Quando a absorção é maximizada, sabemos que a frequência do raio de laser corresponde à frequência dos fótons equivalente à diferença de energia entre os dois níveis de energia atômica. Se o raio de laser não for absorvido ao máximo, alteramos um pouco sua frequência até que a absorção seja maximizada e satisfaça essa condição. Então, contando o número de ciclos da oscilação do laser, determinamos com precisão os intervalos de tempo (Figura 3).
Os relógios atômicos são usados em satélites para detectar nossa localização, por meio do GPS presente nos smartphones, por exemplo. Conhecer a velocidade da luz e usar relógios atômicos sincronizados para medir o tempo que a luz leva para viajar do satélite até o smartphone permite ao software calcular com precisão a que distância estamos do satélite. Usando uma rede de satélites com tempo sincronizado, nossa localização tridimensional pode ser determinada. Os relógios atômicos dos satélites devem ser muito precisos, pois erros minúsculos na medição do tempo, mesmo na escala de um milionésimo de segundo, resultam em grandes erros de centenas de metros na determinação da localização por meio do GPS.
Durante muitos anos, os melhores relógios atômicos se basearam em uma transição específica em um determinado elemento (a transição de micro-ondas “hiperfina” em césio atômico neutro, que tem uma frequência de 9,2 GHz ou cerca de 9,2 x 109 Hz.).

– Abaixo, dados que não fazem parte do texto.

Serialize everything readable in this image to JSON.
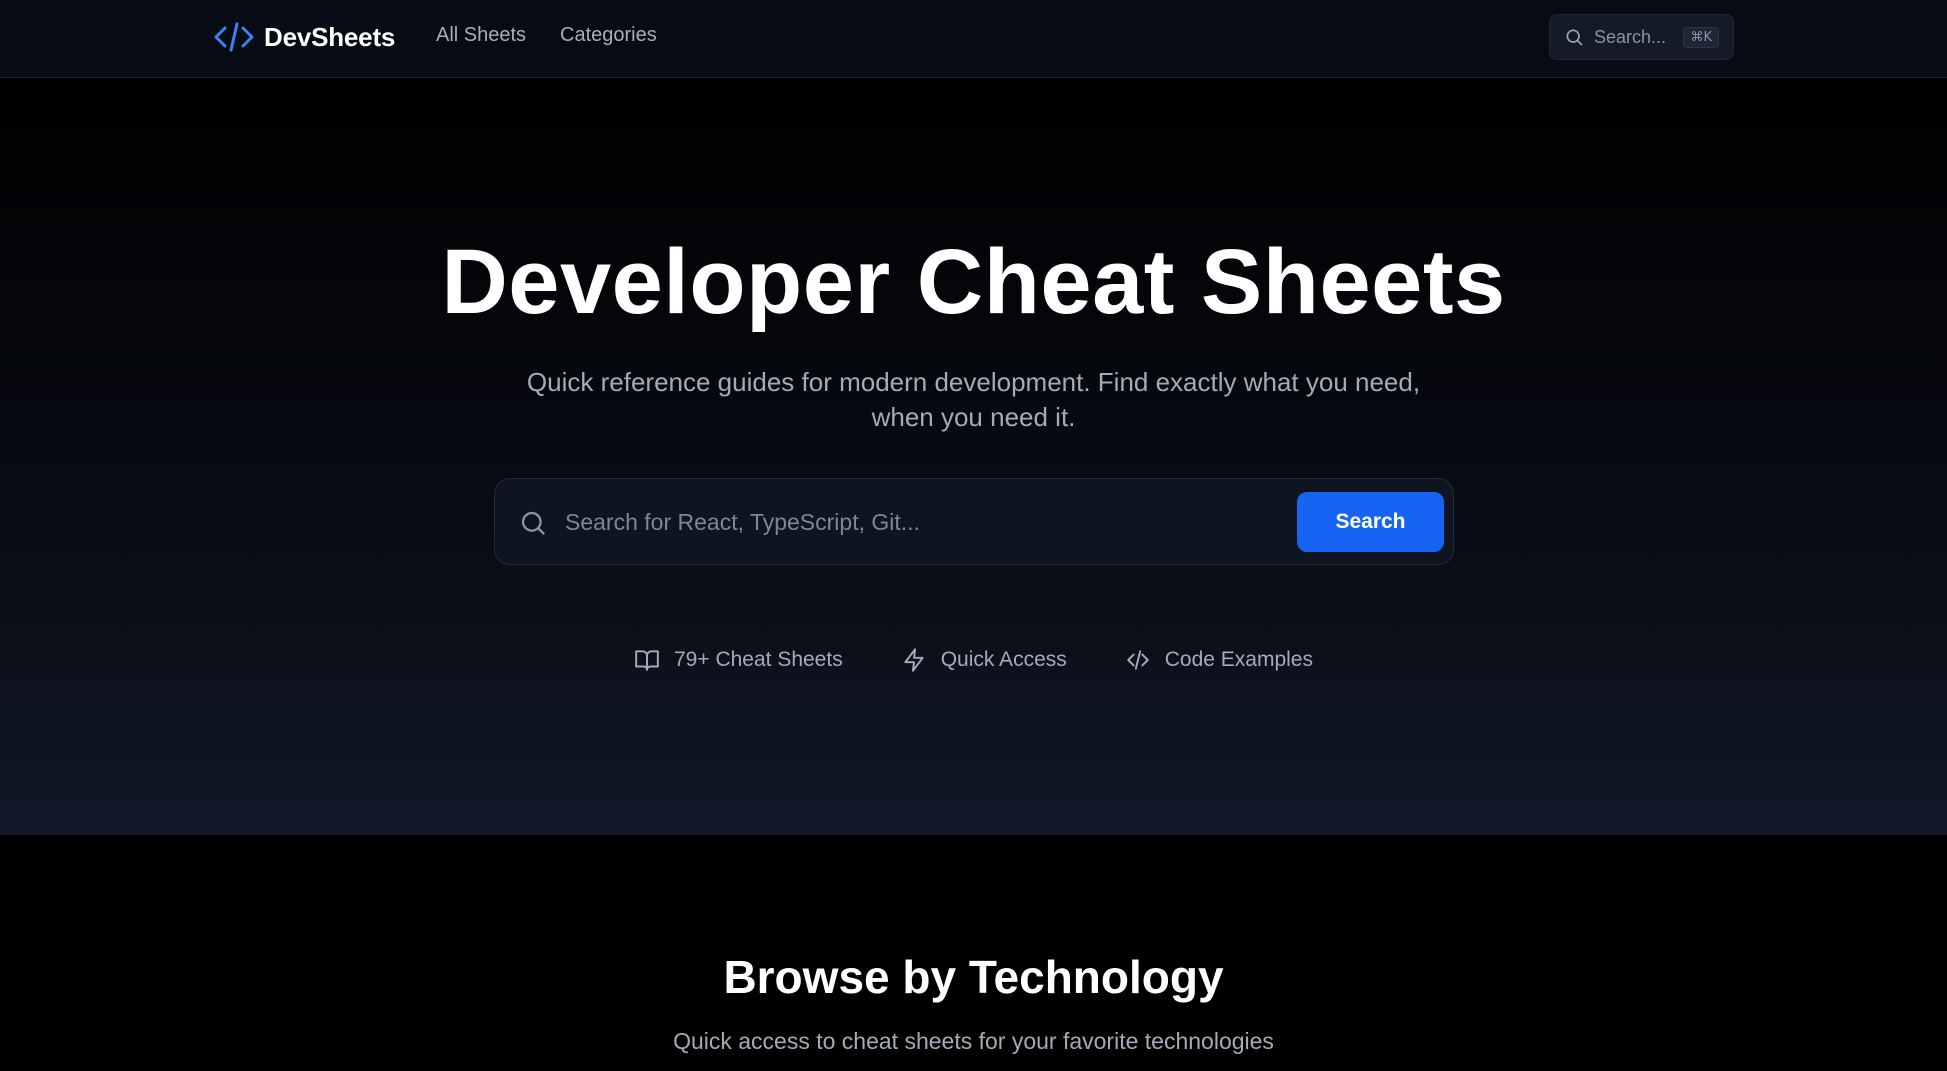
{
  "nav": {
    "brand": "DevSheets",
    "links": [
      "All Sheets",
      "Categories"
    ],
    "search_placeholder": "Search...",
    "shortcut": "⌘K"
  },
  "hero": {
    "title": "Developer Cheat Sheets",
    "subtitle": "Quick reference guides for modern development. Find exactly what you need, when you need it.",
    "search_placeholder": "Search for React, TypeScript, Git...",
    "search_button": "Search",
    "features": [
      {
        "icon": "book-icon",
        "label": "79+ Cheat Sheets"
      },
      {
        "icon": "lightning-icon",
        "label": "Quick Access"
      },
      {
        "icon": "code-icon",
        "label": "Code Examples"
      }
    ]
  },
  "browse": {
    "title": "Browse by Technology",
    "subtitle": "Quick access to cheat sheets for your favorite technologies"
  },
  "colors": {
    "accent": "#1764f4",
    "logo_blue": "#3b82f6",
    "background": "#000000"
  }
}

Mas, nos últimos anos, os padrões de frequência mais precisos se baseiam em transições com frequências próximas às das ondas de luz, correspondentes às cores da luz que vemos a olho nu, em torno de 1015 ciclos por segundo [4] (Para saber mais sobre relógios atômicos ópticos, veja este artigo [em inglês]). As incertezas nessas frequências devidas às perturbações ambientais são de cerca de 1 parte em 1018, isto é, os relógios baseados nessas transições seriam incertos em menos de 1 segundo ao longo da idade do universo (~13,7 bilhões de anos)!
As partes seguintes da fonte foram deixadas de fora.